DirectML vs. NVIDIA DLSS for Resolution Scaling

DirectX is an API that has been with us since Windows 95, it is a high-level API that abstractly represents different components of the PC to facilitate the communication of programs with the different peripherals. DirectML is one of the branches of DirectX 12 thought to facilitate the use of specialized units in artificial intelligence that have been implemented in hardware in recent years.

With the arrival of the new generation consoles in combination with the AMD RX 6000 we finally have both manufacturers of graphics cards with GPUs capable of executing algorithms designed for AI, however, the approach of both companies is different. While NVIDIA tries to tie developers to libraries that are exclusively intended for their hardware, AMD has chosen not to develop its own tools and to use the Microsoft DirectM L API .

Taking into account the two next generation consoles, PlayStation 5 and Xbox Series X, then it is clear that when it comes to the use of artificial intelligence algorithms in games then AMD is going to win, but we have to start from the idea that DirectML is not designed for specific hardware and is completely platform agnostic.

DirectML works under any type of processor

DirectML is based on the idea that we can execute any type of instruction on any type of processor, but not all are equally efficient, this means that some architectures will be more efficient than others when executing these algorithms.

The fastest type of unit are called ASICs, these are neural processors (NPUs) whose ALUs are systolic arrays and are optimized to execute these algorithms more quickly, examples of this type of units are the following:

The Tensor Core of the NVIDIA RTX
The NPUs of the different SoCs for Smartphones

The second type of unit are FPGAs configured as if they were ASICs, but due to the larger area of the FPGAs and the lower clock speed they are less efficient.

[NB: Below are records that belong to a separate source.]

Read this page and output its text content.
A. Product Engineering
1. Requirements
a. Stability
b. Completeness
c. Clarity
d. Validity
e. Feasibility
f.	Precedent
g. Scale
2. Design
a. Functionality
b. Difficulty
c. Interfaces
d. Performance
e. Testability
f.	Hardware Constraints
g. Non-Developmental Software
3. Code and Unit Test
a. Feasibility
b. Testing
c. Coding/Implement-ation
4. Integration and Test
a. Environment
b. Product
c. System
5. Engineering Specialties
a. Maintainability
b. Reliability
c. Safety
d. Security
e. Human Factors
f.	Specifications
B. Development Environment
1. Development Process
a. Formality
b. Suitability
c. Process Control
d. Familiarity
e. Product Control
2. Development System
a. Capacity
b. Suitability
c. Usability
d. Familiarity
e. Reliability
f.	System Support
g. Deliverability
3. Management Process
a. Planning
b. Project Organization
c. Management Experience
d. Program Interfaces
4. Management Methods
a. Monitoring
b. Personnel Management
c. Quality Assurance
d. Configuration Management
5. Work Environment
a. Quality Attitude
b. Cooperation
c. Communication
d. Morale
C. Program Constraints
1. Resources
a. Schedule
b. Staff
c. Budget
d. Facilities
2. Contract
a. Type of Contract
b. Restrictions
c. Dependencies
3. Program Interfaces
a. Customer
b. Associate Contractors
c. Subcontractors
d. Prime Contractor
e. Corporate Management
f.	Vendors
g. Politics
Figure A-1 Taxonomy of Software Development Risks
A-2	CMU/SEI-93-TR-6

The third type is the GPUs, these do not have specialized units, but rather it is about executing the AI algorithms as if they were Compute Shader programs, they are not as efficient as an FPGA or an ASIC, but they are much more efficient than a CPU to when executing this kind of algorithm.

DirectML is designed to use an ASIC if it is in the system, if it is not found then it will look for the GPU to run it and ultimately the CPU as a very desperate resource. On the other hand, libraries like NVIDIA cudNN will only work with the NVIDIA GPU and through the Tensor Cores, ignoring other types of units in the system.

Super-Resolution

It is known as Super-Resolution through AI when using an artificial intelligence algorithm to generate a higher resolution version of a given image , which has the advantage of being able to increase the output resolution of the games without having to render it natively and consume much less resources: Super-Resolution is only worth it when the time to render at a native resolution is greater than the time to render at a lower resolution rescan and perform the scaling algorithm through AI.

Keep in mind that there are two types of super-resolution algorithms:

Those of the first type are used in films and therefore in already predefined frames that are updated every x ms and where the decoding of them plus scaling via AI is done with very little power required. The automatic scaling systems of some televisions are based on algorithms of this type.
The second type is what we have seen with NVIDIA’s DLSS , in real-time games there is no predefined version of the image in memory, it has to be generated and then the processor that executes the algorithm has a few milliseconds to apply it. However, it must be clarified that what DLSS does is not exclusive to NVIDIA and anyone can make a counterpart.

The first type is very easy to train them since we can use the higher resolution version of a movie so that the AI can feed back during the training process. But in a video game it is different, each frame does not previously exist so the training used is much more complex and requires continuous supervision, hence, for example, NVIDIA has to use the Saturn-V supercomputers to train the AI.

The other problem is when executing the algorithm that has been achieved with the training. In the case of DLSS 2.0. A type of algorithm of the second type, its Tensor Cores have an average of 1.5 ms to carry out the whole process, which means that it needs a high power to do it at that speed, hence the huge amount of TFLOPS in the Tensor Cores.

In DirectML you can apply an algorithm of the same style, but it must be understood that the less powerful the part that applies the algorithm is, then the faster the GPU will have to be than rendering the scene in advance in order to give the unit in charge time to apply the super-resolution algorithm.

We may eventually see a demise of DLSS 2.0 in favor of the DirectML algorithm, but it remains to be seen if AMD’s GPUs are fast enough and hold up against NVIDIA’s . NVIDIA Tensor Core can perform FP16 and Int8 calculations at a 4: 1 ratio relative to any AMD GPU with similar specs. Not surprisingly, DirectML was introduced for the first time using the Tensor Cores of an NVIDIA Volta .

It must be taken into account that these algorithms do not generate the image in native 4K, but rather make an estimate of the value of each pixel and it must be taken into account that there is a range of error that can lead to representations that are far from what is expected. That is why the games that support this type of technique do not do it out of the box and the support is limited for the vast majority of games, but when the AI generates images very close to native 4K then the savings are significant.